In response to a request for FraudGPT to write a spam text message to defraud Bank of America clients it gave this output: “Dear Bank of America Member: Please check out this important link in order to ensure the security of your online bank account.”
Yeah, not exactly Bond villain-level stuff.
Melissa Bischoping, a researcher at cybersecurity firm Tanium, said, “I have seen nothing to suggest that this is scary.”
Her opinion of the people behind FraudGPT is that they “are preying on people who are not sophisticated enough to actually write their own malware, but want to make a quick buck.”
That may be what’s happening here. Just some wannabe hackers/scammers pretending they’re badass using a naughty AI without getting much bang for their buck.

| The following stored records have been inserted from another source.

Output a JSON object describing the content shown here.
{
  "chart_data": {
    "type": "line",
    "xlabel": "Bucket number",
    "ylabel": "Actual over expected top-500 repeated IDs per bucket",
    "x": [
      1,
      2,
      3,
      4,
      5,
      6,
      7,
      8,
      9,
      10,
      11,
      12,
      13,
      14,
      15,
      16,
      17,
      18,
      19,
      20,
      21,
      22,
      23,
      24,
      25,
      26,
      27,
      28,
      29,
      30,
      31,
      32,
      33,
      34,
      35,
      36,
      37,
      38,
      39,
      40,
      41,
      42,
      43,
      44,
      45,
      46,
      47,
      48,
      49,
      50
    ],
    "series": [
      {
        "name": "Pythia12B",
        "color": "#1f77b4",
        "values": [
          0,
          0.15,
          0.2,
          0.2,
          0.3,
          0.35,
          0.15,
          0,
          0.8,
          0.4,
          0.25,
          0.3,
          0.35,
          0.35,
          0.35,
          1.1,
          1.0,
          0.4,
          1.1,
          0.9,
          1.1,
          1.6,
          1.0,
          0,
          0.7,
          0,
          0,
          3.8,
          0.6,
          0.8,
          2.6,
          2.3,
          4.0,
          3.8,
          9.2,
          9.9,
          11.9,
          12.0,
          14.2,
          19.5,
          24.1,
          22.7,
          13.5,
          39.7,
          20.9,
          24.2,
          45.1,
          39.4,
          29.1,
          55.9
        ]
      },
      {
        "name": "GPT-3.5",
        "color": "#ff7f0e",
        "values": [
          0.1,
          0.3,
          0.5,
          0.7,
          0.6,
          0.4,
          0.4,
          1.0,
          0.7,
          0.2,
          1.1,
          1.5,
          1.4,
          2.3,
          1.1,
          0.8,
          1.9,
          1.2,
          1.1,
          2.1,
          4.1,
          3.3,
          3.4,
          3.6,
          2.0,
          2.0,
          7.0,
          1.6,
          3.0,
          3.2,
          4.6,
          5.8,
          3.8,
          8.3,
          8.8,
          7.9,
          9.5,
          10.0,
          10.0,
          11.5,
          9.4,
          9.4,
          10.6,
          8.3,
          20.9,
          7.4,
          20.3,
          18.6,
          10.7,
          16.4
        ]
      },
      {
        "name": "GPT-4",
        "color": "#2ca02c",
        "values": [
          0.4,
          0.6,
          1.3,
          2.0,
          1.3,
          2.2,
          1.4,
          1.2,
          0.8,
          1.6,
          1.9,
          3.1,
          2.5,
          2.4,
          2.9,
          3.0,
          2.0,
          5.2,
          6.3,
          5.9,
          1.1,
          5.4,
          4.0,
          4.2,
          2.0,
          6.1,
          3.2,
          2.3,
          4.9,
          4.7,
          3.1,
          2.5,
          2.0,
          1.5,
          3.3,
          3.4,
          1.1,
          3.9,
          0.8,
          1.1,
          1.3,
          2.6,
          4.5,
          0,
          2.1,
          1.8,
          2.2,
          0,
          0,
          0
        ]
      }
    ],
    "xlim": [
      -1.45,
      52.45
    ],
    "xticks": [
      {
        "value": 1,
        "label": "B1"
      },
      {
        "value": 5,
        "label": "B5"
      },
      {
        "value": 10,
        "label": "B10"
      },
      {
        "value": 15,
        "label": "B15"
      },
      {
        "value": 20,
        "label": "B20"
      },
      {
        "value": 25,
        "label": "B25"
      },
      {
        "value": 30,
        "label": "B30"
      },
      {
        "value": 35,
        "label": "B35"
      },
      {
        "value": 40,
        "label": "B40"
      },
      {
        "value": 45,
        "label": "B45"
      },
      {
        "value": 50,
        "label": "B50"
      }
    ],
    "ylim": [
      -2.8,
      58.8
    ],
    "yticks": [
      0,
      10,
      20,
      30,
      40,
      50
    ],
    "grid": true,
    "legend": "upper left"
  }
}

But it does point to two concerning developments. Firstly, people are working on making AI cybercrime tools like this. And secondly, there’s a ready market for them.
Enter DarkBART and DarkBERT
CanadianKingpin12 says “But wait, there’s more!” He says he’s now ready to offer new cybercrime AI tools called DarkBART and DarkBERT.
DarkBART is apparently a dark version of Google’s Bard AI. We’re guessing it’ll be similar to FraudGPT but powered by Google’s LLM rather than GPT-3. Is it any good at being bad? We don’t know yet.
DarkBERT is a bit more interesting. It may not be some new tool that CanadianKingpin12 made at all. It may just be that he’s got his hands on an LLM by that name that was created by legitimate researchers in South Korea.
That model was trained on a bunch of Dark Web data, a lot of which would be genuinely nasty stuff including a lot of hacking, ransomware, and scamming data. It was designed with the intention of detecting and handling cyber threats.
You can request access to the tool but only if you have an email address from an academic institution. Not exactly a foolproof screening method.
Either CanadianKingpin12 got his hands on DarkBERT and tweaked it, or it’s something else entirely. Either way, he was happy to show it off briefly in this video.
Is he just having a laugh and enjoying scamming the scammers? We hope so. But the demand for and development of AI cybercrime tools is unquestionable. As countries move to make AI weapons, we can be sure that criminals are also adding AI to their arsenal.
There are probably some really good AI cybercrime tools already available on the Dark Web if you know which people to ask. CanadianKingpin12 just doesn’t seem to be one of those people.